En deux mois, l'initiative de Mateusz Kijowski s'est donc transformée en un véritable mouvement d'opposition politique. "Les actions des autorités, leur mépris envers la loi et envers la tradition démocratique, nous contraignent à exprimer notre opposition, explique l'informaticien dans le manifeste du KOD. Nous ne voulons pas d’une Pologne totalitaire, fermée à ceux qui pensent différemment du pouvoir." Prochaine étape : obtenir le soutien d'hommes politiques polonais face au gouvernement du PiS.
Parce que même l'Union européenne est inquiète
Les mesures adoptées par le gouvernement polonais ne sont pas non plus passées inaperçues dans le reste de l’Europe. Après plusieurs mises en garde, la Commission européenne a finalement décidé d'ouvrir une enquête préliminaire sur la réforme du Tribunal constitutionnel polonais. "Il y a des mesures qui ont été prises par le législateur nouvellement élu qui affectent le fonctionnement [de l’institution], a expliqué le vice-président de la Commission, Frans Timmermans, mercredi 13 janvier. C’est, je crois, une question grave dans un pays régi par l’Etat de droit."
L’Union européenne a la possibilité, depuis 2014, d’activer une procédure de surveillance d’un Etat membre lorsqu’il y a un risque d’atteinte à l’Etat de droit, rappelle Europe 1. C’est toutefois la première fois que la Commission a recours à ce mécanisme, dont le but est "d’empêcher toute escalade dans les menaces systémiques envers l’Etat de droit" dans un pays membre de l'Union.

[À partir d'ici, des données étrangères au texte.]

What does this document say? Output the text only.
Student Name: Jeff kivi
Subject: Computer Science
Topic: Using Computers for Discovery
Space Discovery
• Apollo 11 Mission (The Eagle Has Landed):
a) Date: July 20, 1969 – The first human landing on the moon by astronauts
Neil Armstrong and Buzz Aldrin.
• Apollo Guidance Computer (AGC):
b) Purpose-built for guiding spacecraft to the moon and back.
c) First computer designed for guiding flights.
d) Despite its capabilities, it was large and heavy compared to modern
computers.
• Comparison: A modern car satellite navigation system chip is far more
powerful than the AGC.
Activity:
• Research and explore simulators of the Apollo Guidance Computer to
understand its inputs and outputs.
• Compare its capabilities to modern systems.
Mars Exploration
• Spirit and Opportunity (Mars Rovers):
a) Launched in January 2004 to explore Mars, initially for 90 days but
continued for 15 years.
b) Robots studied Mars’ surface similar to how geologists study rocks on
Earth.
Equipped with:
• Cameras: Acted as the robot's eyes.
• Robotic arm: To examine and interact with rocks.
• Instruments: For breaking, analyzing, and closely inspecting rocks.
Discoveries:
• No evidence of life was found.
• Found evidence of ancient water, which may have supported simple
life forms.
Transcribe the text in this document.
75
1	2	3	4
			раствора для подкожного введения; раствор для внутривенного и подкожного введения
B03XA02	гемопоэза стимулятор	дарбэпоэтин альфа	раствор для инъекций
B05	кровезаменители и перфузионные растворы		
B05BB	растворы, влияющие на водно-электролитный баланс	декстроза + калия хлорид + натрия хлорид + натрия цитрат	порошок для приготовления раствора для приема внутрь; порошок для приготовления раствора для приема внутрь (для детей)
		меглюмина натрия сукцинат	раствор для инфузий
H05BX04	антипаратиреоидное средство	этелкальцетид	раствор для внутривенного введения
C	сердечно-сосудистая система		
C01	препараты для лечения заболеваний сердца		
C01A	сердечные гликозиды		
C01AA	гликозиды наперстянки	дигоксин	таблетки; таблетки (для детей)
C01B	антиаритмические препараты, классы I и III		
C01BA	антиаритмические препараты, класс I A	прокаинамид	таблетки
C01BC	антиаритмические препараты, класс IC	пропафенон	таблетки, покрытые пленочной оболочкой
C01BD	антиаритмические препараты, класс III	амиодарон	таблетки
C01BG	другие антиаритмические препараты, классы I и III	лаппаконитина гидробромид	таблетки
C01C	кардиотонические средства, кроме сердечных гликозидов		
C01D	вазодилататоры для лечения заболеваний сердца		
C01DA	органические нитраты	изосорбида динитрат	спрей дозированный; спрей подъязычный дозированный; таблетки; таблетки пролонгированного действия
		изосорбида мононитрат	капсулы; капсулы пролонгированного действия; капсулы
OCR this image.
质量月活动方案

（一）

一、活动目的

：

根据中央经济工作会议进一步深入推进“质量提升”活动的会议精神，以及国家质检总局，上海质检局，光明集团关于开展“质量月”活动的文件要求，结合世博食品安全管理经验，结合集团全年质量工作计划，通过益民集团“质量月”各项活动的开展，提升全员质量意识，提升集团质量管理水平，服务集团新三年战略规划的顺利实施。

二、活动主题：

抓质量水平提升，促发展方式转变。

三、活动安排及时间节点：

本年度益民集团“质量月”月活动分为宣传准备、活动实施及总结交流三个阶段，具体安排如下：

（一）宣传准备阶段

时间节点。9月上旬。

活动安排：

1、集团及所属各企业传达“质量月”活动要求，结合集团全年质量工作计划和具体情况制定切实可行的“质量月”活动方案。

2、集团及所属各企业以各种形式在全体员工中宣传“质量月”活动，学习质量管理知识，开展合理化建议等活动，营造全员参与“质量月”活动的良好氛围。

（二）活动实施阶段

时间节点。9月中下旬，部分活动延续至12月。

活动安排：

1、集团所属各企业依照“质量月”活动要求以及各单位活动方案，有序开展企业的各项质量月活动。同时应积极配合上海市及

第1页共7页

Cette enquête préliminaire n’est que la première étape de la procédure de mise sous surveillance de la Pologne, rappelle Le Point. Si la Commission conclut que les menaces sont avérées, un "avertissement" sera lancé à Varsovie.
"Il ne faut pas surdramatiser. Notre approche est très constructive. Nous ne sommes pas en train de taper sur la Pologne, a toutefois tempéré le président de la Commission, Jean-Claude Juncker, cité par Europe 1. Nous sommes au début de la procédure. (...) Je ne veux pas spéculer sur ce qui arrivera ensuite."
Varsovie ne voit toutefois pas cette "approche constructive" d’un bon œil. Le ministre polonais de la Justice, Zbigniew Ziobro, a dénoncé une "tentative de faire pression sur un Parlement démocratiquement élu et le gouvernement d’un Etat souverain", dans une lettre au vice-président de la Commission, publiée mercredi 13 janvier sur Twitter (en anglais).
Beata Szydlo, la Première ministre, viendra, en outre, "défendre la réputation de la Pologne" devant le Parlement européen, mardi 19 janvier. Si Varsovie refuse de rentrer dans le rang, Bruxelles pourrait envisager des sanctions. En dernier recours, l’Union européenne a, en effet, la possibilité de retirer à la Pologne son droit de vote lors des sommets et réunions interministérielles.